Directed by Brian Henson.
Starring Melissa McCarthy, Bill Barretta, Elizabeth Banks, Maya Rudolph, Leslie David Baker, Joel McHale, Michael McDonald, Ben Falcone, Dorien Davies, Cynthy Wu, Mitch Silpa, Hemky Madera, Ryan Tran, Fortune Feimster, Brekkan Spens, Benjamin Cole Royer, Jimmy O. Yang, Ryan Gaul, Jim Palmer, Dennis Keiffer, Michael Croner, Brett Wagner, Colleen Smith, Kevin Clash, Drew Massey, Patty Guggenheim, Allan Trautman, Victor Yerrid, Ted Michaels, and Brian Henson.
SYNOPSIS:
When the puppet cast of an ’80s children’s TV show begin to get murdered one by one, a disgraced LAPD detective-turned-private eye puppet takes on the case.

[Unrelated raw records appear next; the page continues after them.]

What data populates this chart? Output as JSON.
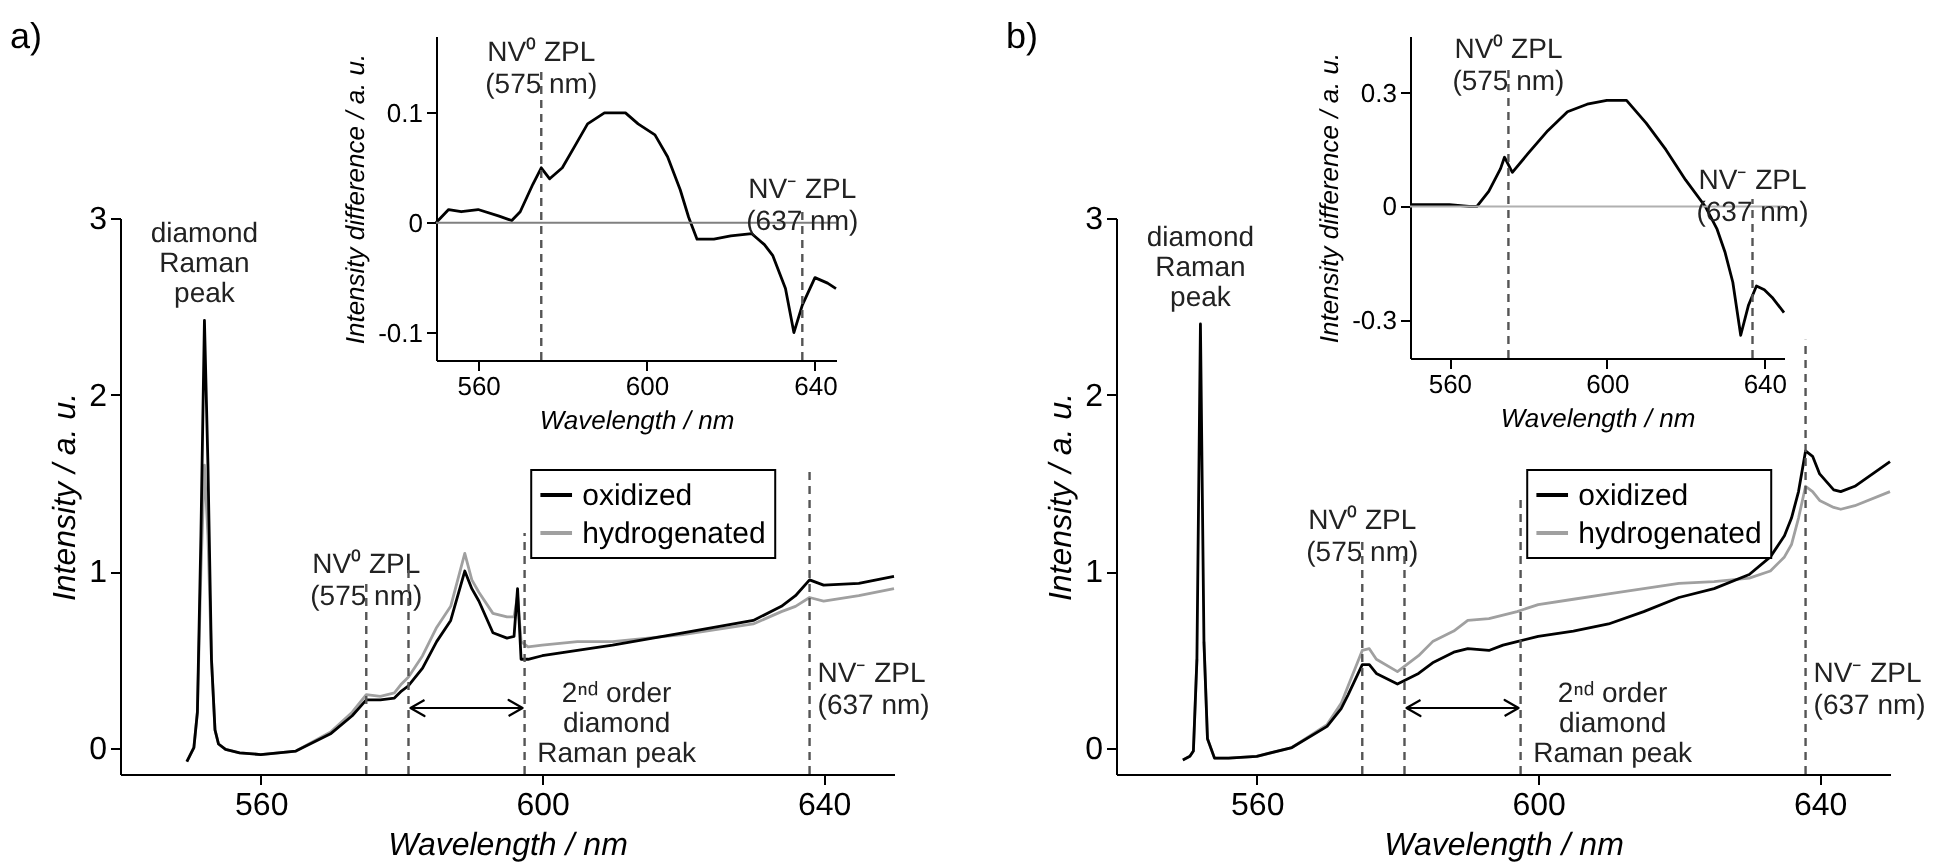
{
  "chart_data": [
    {
      "type": "line",
      "title": "a)",
      "xlabel": "Wavelength / nm",
      "ylabel": "Intensity / a. u.",
      "xlim": [
        540,
        650
      ],
      "ylim": [
        -0.15,
        3
      ],
      "xticks": [
        560,
        600,
        640
      ],
      "yticks": [
        0,
        1,
        2,
        3
      ],
      "legend": "center",
      "line_style": "solid",
      "series": [
        {
          "name": "oxidized",
          "color": "#000000",
          "x": [
            549.5,
            550.5,
            551,
            551.5,
            552,
            552.5,
            553,
            553.5,
            554,
            555,
            557,
            560,
            565,
            570,
            573,
            575,
            577,
            579,
            580,
            581,
            583,
            585,
            587,
            589,
            590,
            591,
            593,
            595,
            596,
            596.5,
            597,
            598,
            600,
            605,
            610,
            620,
            630,
            634,
            636,
            638,
            640,
            645,
            650
          ],
          "values": [
            -0.08,
            0,
            0.2,
            1.2,
            2.42,
            1.6,
            0.5,
            0.1,
            0.02,
            -0.01,
            -0.03,
            -0.04,
            -0.02,
            0.08,
            0.18,
            0.27,
            0.27,
            0.28,
            0.32,
            0.35,
            0.45,
            0.6,
            0.72,
            1.0,
            0.9,
            0.83,
            0.65,
            0.62,
            0.63,
            0.9,
            0.5,
            0.5,
            0.52,
            0.55,
            0.58,
            0.65,
            0.72,
            0.8,
            0.86,
            0.95,
            0.92,
            0.93,
            0.97
          ]
        },
        {
          "name": "hydrogenated",
          "color": "#a0a0a0",
          "x": [
            549.5,
            550.5,
            551,
            551.5,
            552,
            552.5,
            553,
            553.5,
            554,
            555,
            557,
            560,
            565,
            570,
            573,
            575,
            577,
            579,
            580,
            581,
            583,
            585,
            587,
            589,
            590,
            591,
            593,
            595,
            596,
            596.5,
            597,
            598,
            600,
            605,
            610,
            620,
            630,
            634,
            636,
            638,
            640,
            645,
            650
          ],
          "values": [
            -0.08,
            0,
            0.2,
            1.0,
            1.6,
            1.2,
            0.5,
            0.1,
            0.02,
            -0.01,
            -0.03,
            -0.04,
            -0.02,
            0.09,
            0.2,
            0.3,
            0.29,
            0.31,
            0.36,
            0.4,
            0.52,
            0.68,
            0.8,
            1.1,
            0.95,
            0.88,
            0.76,
            0.74,
            0.74,
            0.86,
            0.6,
            0.57,
            0.58,
            0.6,
            0.6,
            0.64,
            0.7,
            0.77,
            0.8,
            0.85,
            0.83,
            0.86,
            0.9
          ]
        }
      ],
      "ref_lines": [
        {
          "axis": "x",
          "value": 575,
          "label": "NV⁰ ZPL\n(575 nm)",
          "line_style": "dashed",
          "color": "#555555"
        },
        {
          "axis": "x",
          "value": 581,
          "line_style": "dashed",
          "color": "#555555"
        },
        {
          "axis": "x",
          "value": 597.5,
          "line_style": "dashed",
          "color": "#555555"
        },
        {
          "axis": "x",
          "value": 638,
          "label": "NV⁻ ZPL\n(637 nm)",
          "line_style": "dashed",
          "color": "#555555"
        }
      ],
      "annotations": [
        "diamond\nRaman\npeak",
        "2ⁿᵈ order\ndiamond\nRaman peak"
      ]
    },
    {
      "type": "line",
      "xlabel": "Wavelength / nm",
      "ylabel": "Intensity difference / a. u.",
      "xlim": [
        550,
        645
      ],
      "ylim": [
        -0.125,
        0.17
      ],
      "xticks": [
        560,
        600,
        640
      ],
      "yticks": [
        -0.1,
        0,
        0.1
      ],
      "series": [
        {
          "color": "#000000",
          "x": [
            550,
            553,
            556,
            560,
            565,
            568,
            570,
            573,
            575,
            577,
            580,
            583,
            586,
            590,
            595,
            598,
            602,
            605,
            608,
            610,
            612,
            616,
            620,
            625,
            628,
            630,
            633,
            635,
            637,
            640,
            643,
            645
          ],
          "values": [
            0,
            0.012,
            0.01,
            0.012,
            0.006,
            0.002,
            0.01,
            0.035,
            0.05,
            0.04,
            0.05,
            0.07,
            0.09,
            0.1,
            0.1,
            0.09,
            0.08,
            0.06,
            0.03,
            0.005,
            -0.015,
            -0.015,
            -0.012,
            -0.01,
            -0.02,
            -0.03,
            -0.06,
            -0.1,
            -0.075,
            -0.05,
            -0.055,
            -0.06
          ]
        }
      ],
      "ref_lines": [
        {
          "axis": "y",
          "value": 0,
          "line_style": "solid",
          "color": "#808080"
        },
        {
          "axis": "x",
          "value": 575,
          "label": "NV⁰ ZPL\n(575 nm)",
          "line_style": "dashed",
          "color": "#555555"
        },
        {
          "axis": "x",
          "value": 637,
          "label": "NV⁻ ZPL\n(637 nm)",
          "line_style": "dashed",
          "color": "#555555"
        }
      ]
    },
    {
      "type": "line",
      "title": "b)",
      "xlabel": "Wavelength / nm",
      "ylabel": "Intensity / a. u.",
      "xlim": [
        540,
        650
      ],
      "ylim": [
        -0.15,
        3
      ],
      "xticks": [
        560,
        600,
        640
      ],
      "yticks": [
        0,
        1,
        2,
        3
      ],
      "legend": "center",
      "line_style": "solid",
      "series": [
        {
          "name": "oxidized",
          "color": "#000000",
          "x": [
            549.5,
            550.5,
            551,
            551.5,
            552,
            552.5,
            553,
            554,
            556,
            560,
            565,
            570,
            572,
            573,
            575,
            576,
            577,
            580,
            583,
            585,
            588,
            590,
            593,
            595,
            597,
            600,
            605,
            610,
            615,
            620,
            625,
            630,
            633,
            635,
            636,
            637,
            638,
            639,
            640,
            642,
            643,
            645,
            650
          ],
          "values": [
            -0.07,
            -0.05,
            -0.02,
            0.5,
            2.4,
            0.6,
            0.05,
            -0.06,
            -0.06,
            -0.05,
            0.0,
            0.12,
            0.22,
            0.3,
            0.47,
            0.47,
            0.42,
            0.36,
            0.42,
            0.48,
            0.54,
            0.56,
            0.55,
            0.58,
            0.6,
            0.63,
            0.66,
            0.7,
            0.77,
            0.85,
            0.9,
            0.98,
            1.08,
            1.2,
            1.3,
            1.45,
            1.68,
            1.65,
            1.55,
            1.46,
            1.45,
            1.48,
            1.62
          ]
        },
        {
          "name": "hydrogenated",
          "color": "#a0a0a0",
          "x": [
            549.5,
            550.5,
            551,
            551.5,
            552,
            552.5,
            553,
            554,
            556,
            560,
            565,
            570,
            572,
            573,
            575,
            576,
            577,
            580,
            583,
            585,
            588,
            590,
            593,
            595,
            597,
            600,
            605,
            610,
            615,
            620,
            625,
            630,
            633,
            635,
            636,
            637,
            638,
            639,
            640,
            642,
            643,
            645,
            650
          ],
          "values": [
            -0.07,
            -0.05,
            -0.02,
            0.5,
            null,
            0.6,
            0.05,
            -0.06,
            -0.06,
            -0.05,
            0.0,
            0.13,
            0.25,
            0.35,
            0.55,
            0.56,
            0.5,
            0.43,
            0.52,
            0.6,
            0.66,
            0.72,
            0.73,
            0.75,
            0.77,
            0.81,
            0.84,
            0.87,
            0.9,
            0.93,
            0.94,
            0.96,
            1.0,
            1.08,
            1.15,
            1.3,
            1.48,
            1.45,
            1.4,
            1.36,
            1.35,
            1.37,
            1.45
          ]
        }
      ],
      "ref_lines": [
        {
          "axis": "x",
          "value": 575,
          "label": "NV⁰ ZPL\n(575 nm)",
          "line_style": "dashed",
          "color": "#555555"
        },
        {
          "axis": "x",
          "value": 581,
          "line_style": "dashed",
          "color": "#555555"
        },
        {
          "axis": "x",
          "value": 597.5,
          "line_style": "dashed",
          "color": "#555555"
        },
        {
          "axis": "x",
          "value": 638,
          "label": "NV⁻ ZPL\n(637 nm)",
          "line_style": "dashed",
          "color": "#555555"
        }
      ],
      "annotations": [
        "diamond\nRaman\npeak",
        "2ⁿᵈ order\ndiamond\nRaman peak"
      ]
    },
    {
      "type": "line",
      "xlabel": "Wavelength / nm",
      "ylabel": "Intensity difference / a. u.",
      "xlim": [
        550,
        645
      ],
      "ylim": [
        -0.4,
        0.45
      ],
      "xticks": [
        560,
        600,
        640
      ],
      "yticks": [
        -0.3,
        0,
        0.3
      ],
      "series": [
        {
          "color": "#000000",
          "x": [
            550,
            555,
            560,
            565,
            567,
            570,
            573,
            574,
            576,
            580,
            585,
            590,
            595,
            600,
            605,
            610,
            615,
            620,
            625,
            628,
            630,
            632,
            634,
            636,
            638,
            640,
            642,
            645
          ],
          "values": [
            0.005,
            0.005,
            0.005,
            0.0,
            0.0,
            0.04,
            0.1,
            0.13,
            0.09,
            0.14,
            0.2,
            0.25,
            0.27,
            0.28,
            0.28,
            0.22,
            0.15,
            0.07,
            0.0,
            -0.06,
            -0.12,
            -0.2,
            -0.34,
            -0.26,
            -0.21,
            -0.22,
            -0.24,
            -0.28
          ]
        }
      ],
      "ref_lines": [
        {
          "axis": "y",
          "value": 0,
          "line_style": "solid",
          "color": "#b0b0b0"
        },
        {
          "axis": "x",
          "value": 575,
          "label": "NV⁰ ZPL\n(575 nm)",
          "line_style": "dashed",
          "color": "#555555"
        },
        {
          "axis": "x",
          "value": 637,
          "label": "NV⁻ ZPL\n(637 nm)",
          "line_style": "dashed",
          "color": "#555555"
        }
      ]
    }
  ]
}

To director Brian Henson’s credit, The Happytime Murders manages to make a puppet spraying silly string ejaculate head bangingly boring. A Basic Instinct homage showing a certain puppet’s purple pubic hair doesn’t so much shock, more give way to a sigh of absolute exasperation.
It’s all so spectacularly lame. No part of the film works cohesively, as if a patchwork of poorly made felt and cheap stuffing has been forced into the rotting cavity of Henson’s bulbous ego.

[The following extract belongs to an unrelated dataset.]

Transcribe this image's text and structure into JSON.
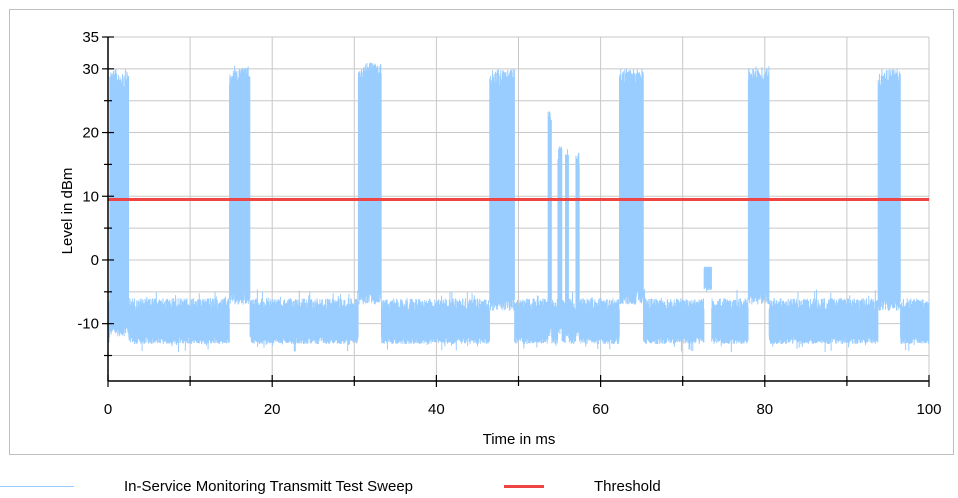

At least that is the only possible justification for its creation. There’s enough material to maybe fill a 10-minute YouTube sketch by a creator your teenager admires, but their jokes of ejaculate and fecal explosions are only funny to them. It seemingly has the same budget too; the puppets all look flimsy, as if put together for a school talent show.
The plot, a by the numbers noir trying desperately to emulate Who Framed Roger Rabbit? finds puppet private investigator Phil Phillips (a gruff De Niro-lite Bill Barretta) joining forces with one-time partner Connie Edwards (Melissa McCarthy). Years earlier a botched case lead to the dismissal of Phillips and installed the Phillips Act, in which puppets and human cannot work hand in hand in the police force.

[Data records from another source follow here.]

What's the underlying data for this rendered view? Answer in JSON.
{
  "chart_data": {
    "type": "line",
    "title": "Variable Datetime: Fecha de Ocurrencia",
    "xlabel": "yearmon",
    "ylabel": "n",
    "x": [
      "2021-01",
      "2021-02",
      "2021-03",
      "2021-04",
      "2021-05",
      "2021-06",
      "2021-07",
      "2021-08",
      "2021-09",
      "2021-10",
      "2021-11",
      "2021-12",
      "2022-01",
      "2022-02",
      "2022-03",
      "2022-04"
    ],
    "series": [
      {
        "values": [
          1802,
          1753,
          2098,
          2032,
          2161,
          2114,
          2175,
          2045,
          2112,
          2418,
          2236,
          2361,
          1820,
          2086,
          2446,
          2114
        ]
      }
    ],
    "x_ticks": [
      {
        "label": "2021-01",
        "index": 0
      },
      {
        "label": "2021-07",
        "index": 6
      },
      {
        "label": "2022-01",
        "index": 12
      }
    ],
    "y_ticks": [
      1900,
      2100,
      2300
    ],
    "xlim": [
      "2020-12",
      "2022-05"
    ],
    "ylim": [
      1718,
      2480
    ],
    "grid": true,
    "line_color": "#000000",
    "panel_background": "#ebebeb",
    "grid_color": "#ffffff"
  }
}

The murders of the Happytime Gang, a briefly successful puppet family TV show, forces the two to come together once more.
The murders themselves are sporadically funny and are the only real moments that play with the form. Slow motions shots of fluff and felt exploding raises a slight giggle, whilst a washed up corpse being ringed out at least has an ounce of self-awareness.
But these moments are so few and far between. Conversations between puppet to puppet look half-arsed, and poor Melissa McCarthy, who has to grapple with material unforgiving even for her.
Phil Phillips is the creation of someone who has maybe seen half a Bogart-noir and the first ten minutes of Chinatown whist Melissa McCarthy plays a Melissa McCarthy type written by someone who only watched a five minute compilation of her greatest hits.
Human characters at least offer moments of respite. Joel McHale plays it with just enough seriousness to raise a smirk, whilst Maya Rudolph is genuinely wonderful as Phillips’ lovelorn secretary.
At 80 minutes, it is at least a mild diversion. But then it’s frankly impressive just how truly dull it is. The pacing, like the tone, is wildly incoherent, running full paced at a brick wall over and over again. I truly don’t know how this was made. If it at least looked decent, maybe there would be an answer, but for a film trying to emulate noir classics, it has the aesthetics of rush jobs shot on your mum’s cheap digital camera.
The Happytime Murders is sincerely rubbish. Henson and co. have managed to create something with all the hallmarks of a Friedberg and Seltzer mid-noughties bargain bin comedy. Stay for Maya Rudolph and nothing more.